Apple makes bold claims about its environmental track record, but the company is renowned for making products that are fragile and hard to repair. Now that Jony Ive has stepped down as chief design officer, can the Cupertino giant start to make products that are not only beautiful but also reliable and repairable?
iFixit's Kyle Wiens took to the company's blog to criticize the way Apple builds its products.
"It's a shame that Ive is leaving Apple without reconciling this," wrote Wiens. "His iPod started the practice of gluing in batteries, a technique that initially brought scorn but has since become the industry norm. AirPods channel much of [Dieter] Rams' design aesthetic, except they have a built-in death clock and stop working after a couple years. The last seven years of Apple laptop designs have pushed the envelope of thinness, sacrificing upgradeability, serviceability, external ports, and usable keyboards along the way."
But it's not all smacks across Apple's nose. Wiens goes on to applaud Apple for the work it did on making the iPhone more repairable.
"The fundamental repairability challenge with smartphones is making the display and the battery, the parts most likely to break and wear out, easily removable. It took Apple many generations, but they nailed it with the iPhone 6 and haven't looked back since. No Android phone design has managed to replicate the iPhone's ease of service for these critical components."
Apple sells a lot of iPhones, so making them easier to repair and recycle is beneficial to all, including the planet we all live on. And Apple makes so many iPhones that it needs robots that can dismantle them to keep up with the recycling demands. That said, Apple sells tens of millions of iPhones a quarter, so a machine that can dismantle 1.2 million handsets a year is just a drop in the ocean.
But when it comes to lower-volume products like Macs, MacBooks, and accessories like the AirPods, Apple seems to have chosen to not put in the effort required.

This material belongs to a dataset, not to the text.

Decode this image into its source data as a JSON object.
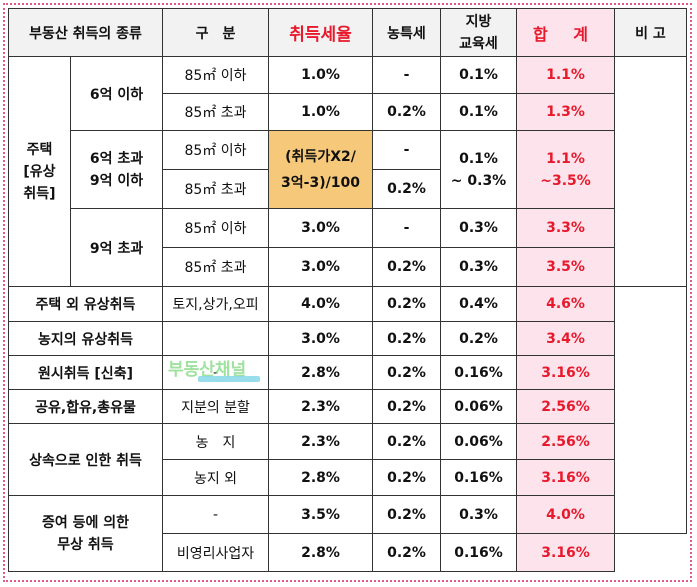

It's got to the point where Apple can't even make a reliable keyboard for its laptops because it's pursuing design goals over even functionality.
It's hard to know who to blame here. Was Ive pushing design over everything else, or was there pressure from higher up in the company to make things thin and light and beautiful?
But now Apple has a chance to change direction and put the focus on reliability and repairability, and in making products that last.
Making battery and screens easily replaceable should be a high priority, and products like the AirPods should be redesigned in such a way as to make this possible. After all, should a set of earbuds that cost $150 be a disposable item? I don't think so.
I'd also like Apple to play a more active role in encouraging owners of Apple products to repair and reuse. I know that this isn't something that helps boost the bottom line, but Apple's bottom line is already incredibly healthy, and trading a little growth for a better, cleaner planet for everyone wouldn't be a bad thing.
Do you think that Apple can forge a new path now that Jony Ive has left the company, or is making beautiful products that are reliable and repairable too big a task even for Apple?